Reynolds explains that puppy breeding is not a new source of income. “When times get tough, puppy production naturally goes up,” she says. “Right now, it’s easier to sell a litter of small dogs than pit bulls, so some of the backyard breeders are switching gears and going with a new money maker.”

This “business” is one Mickaboo Companion Bird Rescue does not support. Mickaboo is a non-profit in the Bay Area that rescues neglected, abused and abandoned companion birds such as parrots, and rehabilitates them until they are ready for a new home. Last summer, other animal welfare organizations began meeting with the Animal Control and Welfare Commission to discuss a possible ban on pet sales, except for fish.

“The unwanted pet crisis is a community problem for which we need to find a collective solution.””

Although, a decision has not been reached about the possible ban. Routier has similar sentiments and encourages people to adopt their next pet from animal shelter or rescue group to help stop overpopulation.
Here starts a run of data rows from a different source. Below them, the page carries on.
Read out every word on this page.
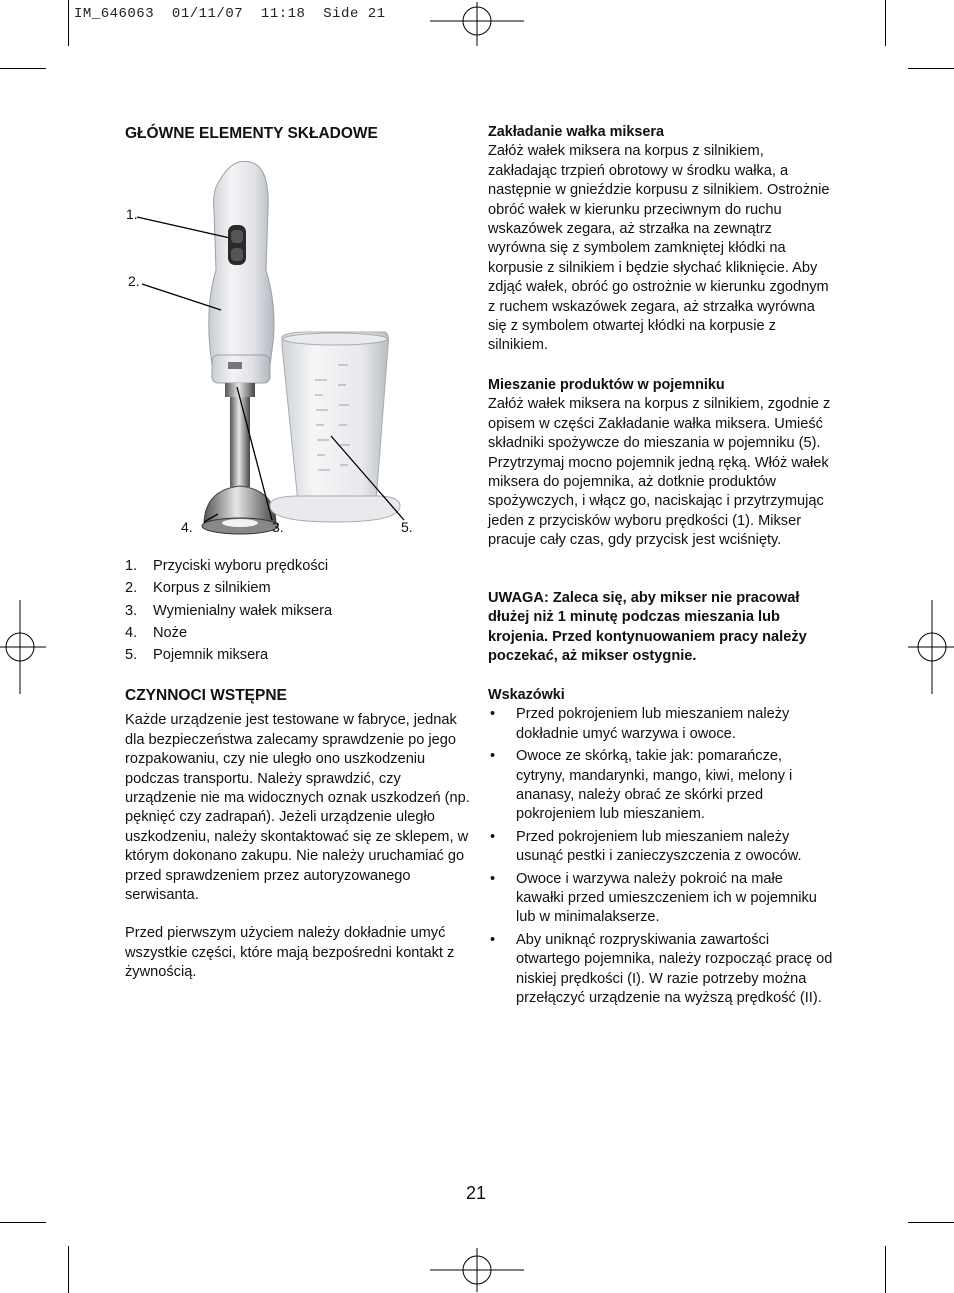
IM_646063  01/11/07  11:18  Side 21
GŁÓWNE ELEMENTY SKŁADOWE
1.
2.
4.	3.	5.
1.	Przyciski wyboru prędkości
2.	Korpus z silnikiem
3.	Wymienialny wałek miksera
4.	Noże
5.	Pojemnik miksera
CZYNNOCI WSTĘPNE

Każde urządzenie jest testowane w fabryce, jednak dla bezpieczeństwa zalecamy sprawdzenie po jego rozpakowaniu, czy nie uległo ono uszkodzeniu podczas transportu. Należy sprawdzić, czy urządzenie nie ma widocznych oznak uszkodzeń (np. pęknięć czy zadrapań). Jeżeli urządzenie uległo uszkodzeniu, należy skontaktować się ze sklepem, w którym dokonano zakupu. Nie należy uruchamiać go przed sprawdzeniem przez autoryzowanego serwisanta.

Przed pierwszym użyciem należy dokładnie umyć wszystkie części, które mają bezpośredni kontakt z żywnością.

Zakładanie wałka miksera

Załóż wałek miksera na korpus z silnikiem, zakładając trzpień obrotowy w środku wałka, a następnie w gnieździe korpusu z silnikiem. Ostrożnie obróć wałek w kierunku przeciwnym do ruchu wskazówek zegara, aż strzałka na zewnątrz wyrówna się z symbolem zamkniętej kłódki na korpusie z silnikiem i będzie słychać kliknięcie. Aby zdjąć wałek, obróć go ostrożnie w kierunku zgodnym z ruchem wskazówek zegara, aż strzałka wyrówna się z symbolem otwartej kłódki na korpusie z silnikiem.

Mieszanie produktów w pojemniku

Załóż wałek miksera na korpus z silnikiem, zgodnie z opisem w części Zakładanie wałka miksera. Umieść składniki spożywcze do mieszania w pojemniku (5). Przytrzymaj mocno pojemnik jedną ręką. Włóż wałek miksera do pojemnika, aż dotknie produktów spożywczych, i włącz go, naciskając i przytrzymując jeden z przycisków wyboru prędkości (1). Mikser pracuje cały czas, gdy przycisk jest wciśnięty.

UWAGA: Zaleca się, aby mikser nie pracował dłużej niż 1 minutę podczas mieszania lub krojenia. Przed kontynuowaniem pracy należy poczekać, aż mikser ostygnie.

Wskazówki
• Przed pokrojeniem lub mieszaniem należy dokładnie umyć warzywa i owoce.
• Owoce ze skórką, takie jak: pomarańcze, cytryny, mandarynki, mango, kiwi, melony i ananasy, należy obrać ze skórki przed pokrojeniem lub mieszaniem.
• Przed pokrojeniem lub mieszaniem należy usunąć pestki i zanieczyszczenia z owoców.
• Owoce i warzywa należy pokroić na małe kawałki przed umieszczeniem ich w pojemniku lub w minimalakserze.
• Aby uniknąć rozpryskiwania zawartości otwartego pojemnika, należy rozpocząć pracę od niskiej prędkości (I). W razie potrzeby można przełączyć urządzenie na wyższą prędkość (II).
21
Reynolds, of BAD RAP, believes communication is key to solving issues of pet homeless, overpopulation and the spay/neuter debate. “Once we drop our agenda so to speak, we can have a two way conversation with a dog owner and learn how things are going with him and his pet,” she says. “By helping people with their more urgent challenges–housing obstacles, training, affordable vet care–we build a bridge that may prevent them from having to give up on their dog. After all, isn’t that our goal?”